The next point, however, is strongly made, namely that full cost recovery should only apply to a ‘properly run, efficient and properly resourced service delivered at a fair cost to industry’.      
“That would be no different to other services which abattoirs require to buy-in,” said SAMW. “FBOs go to a range of suppliers and invite tenders so that they can test the quality and price of the goods they choose to buy. Alas, the FSA is a monopoly public sector provider of services. Therein lies the problem, with no competition or stimulus to be better. In effect the FSA can provide the service that suits them at whatever price they choose.      
“The effect of the cost recovery policy, should it proceed, will be to put companies out of business and increase unemployment. Apart from food supply concerns, home production will be substituted by imports, many from Third Countries, which will not be subject to the same rigour of inspection as in the UK. Consequently, Scotland Food and Drink’s high level target of increasing the value of Scottish production from £10 – £12.5 billion by 2017 will be threatened because, apart from whisky, meat is a main contributor.”      
SAMW also questions the Agency’s promise of future charging economies.      
“The FSA says it will make £5 million of efficiency savings in the next four years but this is lacking in ambition and carries no guarantees that it will be honestly delivered,” said SAMW. “In any event, a service costing £50 million still requires the processing sector to pay double what it is paying now. This will ruin many businesses, even if it is phased in over three years.”      
The consultation document’s silence on how full costs will be calculated, also draws sharp comment.      
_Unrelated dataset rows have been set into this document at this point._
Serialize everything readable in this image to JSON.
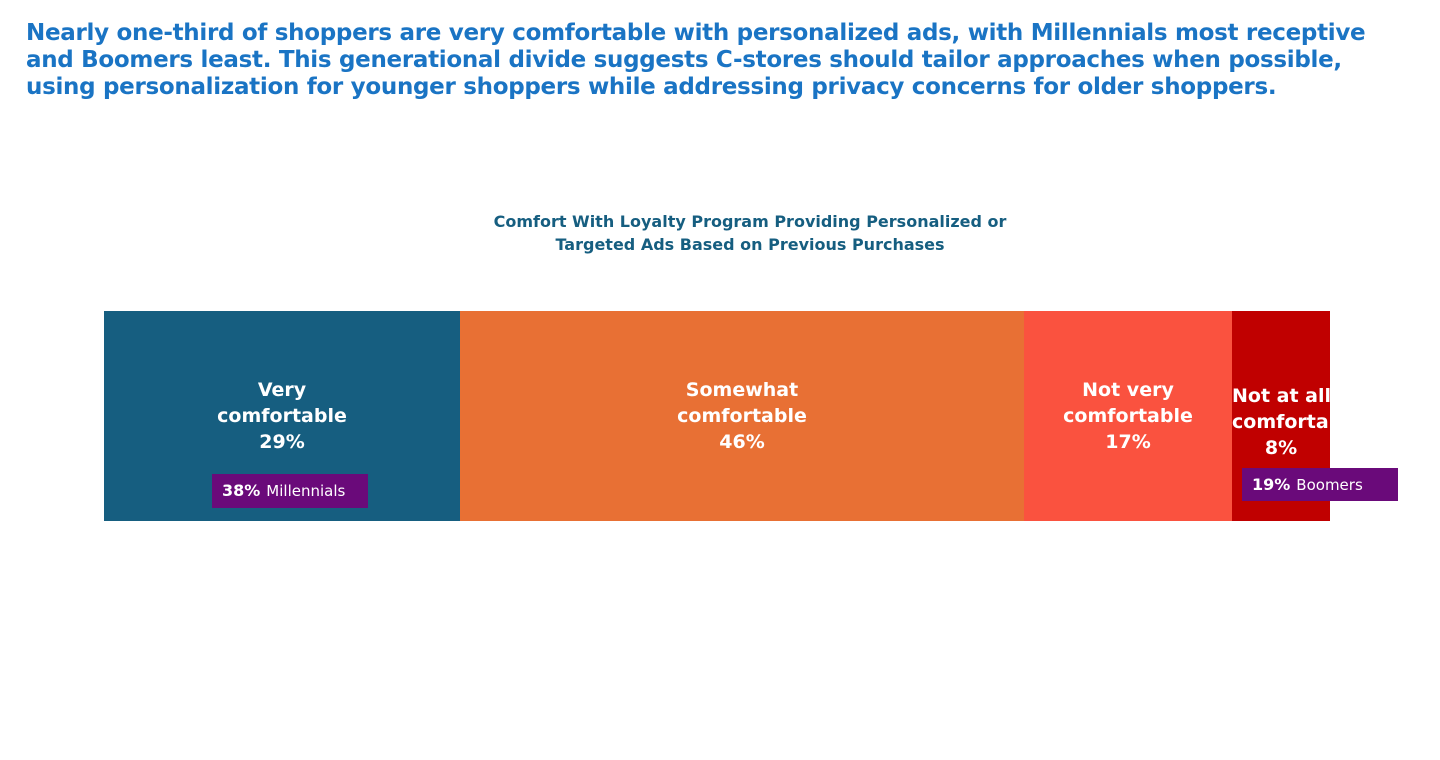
{
  "headline": "Nearly one-third of shoppers are very comfortable with personalized ads, with Millennials most receptive and Boomers least. This generational divide suggests C-stores should tailor approaches when possible, using personalization for younger shoppers while addressing privacy concerns for older shoppers.",
  "chart_data": {
    "type": "bar",
    "orientation": "horizontal-stacked",
    "title_line1": "Comfort With Loyalty Program Providing Personalized or",
    "title_line2": "Targeted Ads Based on Previous Purchases",
    "categories": [
      "Very comfortable",
      "Somewhat comfortable",
      "Not very comfortable",
      "Not at all comfortable"
    ],
    "values": [
      29,
      46,
      17,
      8
    ],
    "value_labels": [
      "29%",
      "46%",
      "17%",
      "8%"
    ],
    "label_lines": [
      [
        "Very",
        "comfortable",
        "29%"
      ],
      [
        "Somewhat",
        "comfortable",
        "46%"
      ],
      [
        "Not very",
        "comfortable",
        "17%"
      ],
      [
        "Not at all",
        "comfortable",
        "8%"
      ]
    ],
    "colors": [
      "#165e80",
      "#e87034",
      "#fa523f",
      "#c00000"
    ],
    "callouts": [
      {
        "segment": "Very comfortable",
        "value": "38%",
        "group": "Millennials",
        "color": "#6a0a7a"
      },
      {
        "segment": "Not at all comfortable",
        "value": "19%",
        "group": "Boomers",
        "color": "#6a0a7a"
      }
    ]
  }
}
“EU legislation requires the FSA to publish how it calculates its charges and restricts what such charges may include,” said SAMW. “Any reasonably informed reader of the legislation would conclude that the intention is to restrict charges to the direct costs of inspection staff. It is clear that the FSA includes significantly more than that.      
“A very large amount of the FSA’s costs are overheads of one kind or another. Despite numerous requests to FSA we have not received information on this. However we do know that a large part of this is the pension liability for employed staff. We also know that the overhead on the supply of meat inspectors charged to FBOs is inordinately high, as much as 50% of what FSA contracts them for. It would be morally wrong for FBOs to be expected to pick up the cost of pension liabilities held by the FSA and at the same time for the FSA to profiteer through add-ons to staff contract prices. Transparency on all aspects of FSA finances is a pre-requisite of any proposal by a public body seeking to transfer its costs to the private sector.      
“This consultation is a false representation and gives no solid foundation on which to take decisions affecting the future of businesses and the employees who work for them. Before any change is made to charges, the whole system of inspection and the FSA’s over burdensome approach to delivery should be investigated independently.”